Open Source CMS can have security problems, in many cases the plugins are not well verified, they can dirty the database and generate holes, we must be careful and we always have the web well updated.
The basic CMS is prepared for people who do not have great technical knowledge. But if your page has more specific requirements, it requires technical knowledge to be able to carry them out.
A proprietary CMS is a content manager that has already been created by a company, with its own more or less flexible characteristics, and sells it as a product, at a certain price.
Some examples of this type of CMS are Adobe Experience Manager, Kentico, Sitecore
In favorBeing a closed product generally makes security, database stability and technical maintenance better.
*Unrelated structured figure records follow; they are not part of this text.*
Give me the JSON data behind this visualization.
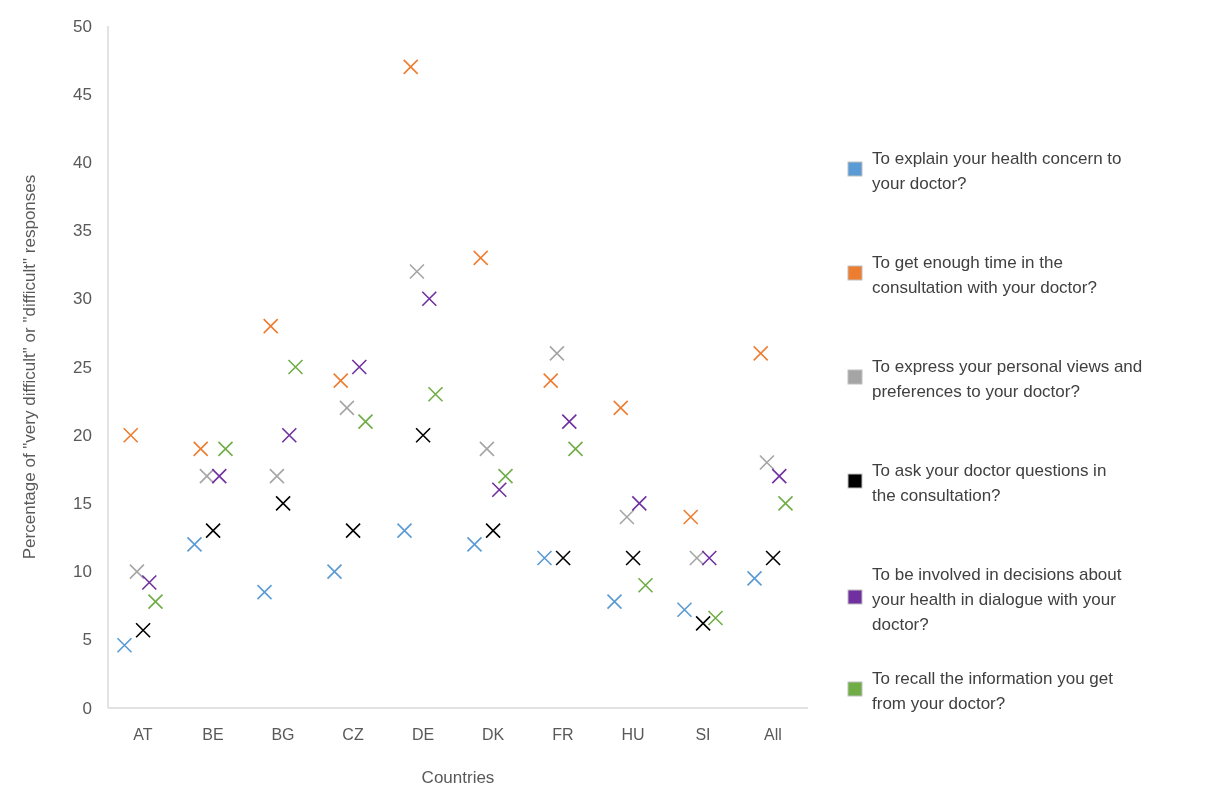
{
  "chart_data": {
    "type": "scatter",
    "xlabel": "Countries",
    "ylabel": "Percentage of \"very difficult\" or \"difficult\" responses",
    "categories": [
      "AT",
      "BE",
      "BG",
      "CZ",
      "DE",
      "DK",
      "FR",
      "HU",
      "SI",
      "All"
    ],
    "ylim": [
      0,
      50
    ],
    "yticks": [
      0,
      5,
      10,
      15,
      20,
      25,
      30,
      35,
      40,
      45,
      50
    ],
    "grid": false,
    "legend": "right",
    "marker": "cross",
    "series": [
      {
        "name": "To explain your health concern to your doctor?",
        "color": "#5b9bd5",
        "values": [
          4.6,
          12,
          8.5,
          10,
          13,
          12,
          11,
          7.8,
          7.2,
          9.5
        ]
      },
      {
        "name": "To get enough time in the consultation with your doctor?",
        "color": "#ed7d31",
        "values": [
          20,
          19,
          28,
          24,
          47,
          33,
          24,
          22,
          14,
          26
        ]
      },
      {
        "name": "To express your personal views and preferences to your doctor?",
        "color": "#a5a5a5",
        "values": [
          10,
          17,
          17,
          22,
          32,
          19,
          26,
          14,
          11,
          18
        ]
      },
      {
        "name": "To ask your doctor questions in the consultation?",
        "color": "#000000",
        "values": [
          5.7,
          13,
          15,
          13,
          20,
          13,
          11,
          11,
          6.2,
          11
        ]
      },
      {
        "name": "To be involved in decisions about your health in dialogue with your doctor?",
        "color": "#7030a0",
        "values": [
          9.2,
          17,
          20,
          25,
          30,
          16,
          21,
          15,
          11,
          17
        ]
      },
      {
        "name": "To recall the information you get from your doctor?",
        "color": "#70ad47",
        "values": [
          7.8,
          19,
          25,
          21,
          23,
          17,
          19,
          9,
          6.6,
          15
        ]
      }
    ]
  }
}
It works with controlled environments, where it is easier to foresee problems.
In case the provider is a specialist in your sector, the CMS will probably already be thought and worked to satisfy all the needs that may arise.
You will not have to worry about installations, or platform and server updates, since the same provider takes care of it.
AgainstThey are usually expensive, both the cost of the license and the cost of development.
There are fewer providers that can develop the tool, and there is usually no community behind it that does independent development.
Saas is an acronym for "Software as a Service", basically it is a software distribution model where software and data are hosted in the cloud, and accessed via the Internet from a client.
Therefore we could say that it is a proprietary CMS, but with an idea of operation similar to that of Open Source. In fact, for example, Wordpress uses both modalities. There are many well-known platforms that use this model, some simpler and very popular like Squarspace, Wix or Shopify and others more professional like Hubspot. The fact that the best-known SaaS CMS are the first may lead to think that they are unprofessional systems, but in no case is this.
The fact of working with a SaaS, does not have to worry about installations, servers, etc. the CMS "is a web" where you can connect from anywhere and the provider is in charge of server management, maintenance, backups, updates.
They are CMS that are treated as closed products with your needs in mind. You have to choose the CMS well to see that it meets your requirements.
They are usually easy to use and give a professional result.
Despite the fact that in some cases in order to get a good performance to pay premium packages, they tend to be cheaper than open source software and much more than proprietary software.
Despite not being free software, they usually have communities behind them that can help you in the development and management of content.
There are Saas, such as Hubspot, that allow you to integrate the CMS with other essential tools for your company, such as CRM. We leave you an article of a success case of Wordpress migration to Hubspot.
Commissioning is immediate.
In many cases they are designed for small businesses or simple websites, when wanting to do more complex things it involves paying premium packages.
By not having control of the software, it could occur, especially in the case of free platforms, a loss of the web in the event that the provider ceases to exist.
It requires a good internet connection, everything works online and without it it can be difficult to work.
As we said at the beginning, the idea of the article was to give you a first brushstroke of what a CMS is, why it is important to choose the right one and show you some pros and cons of each category.
If you have doubts, or want us to talk about a CMS more specifically, as we always tell you, you can write to us and we will be happy to answer you.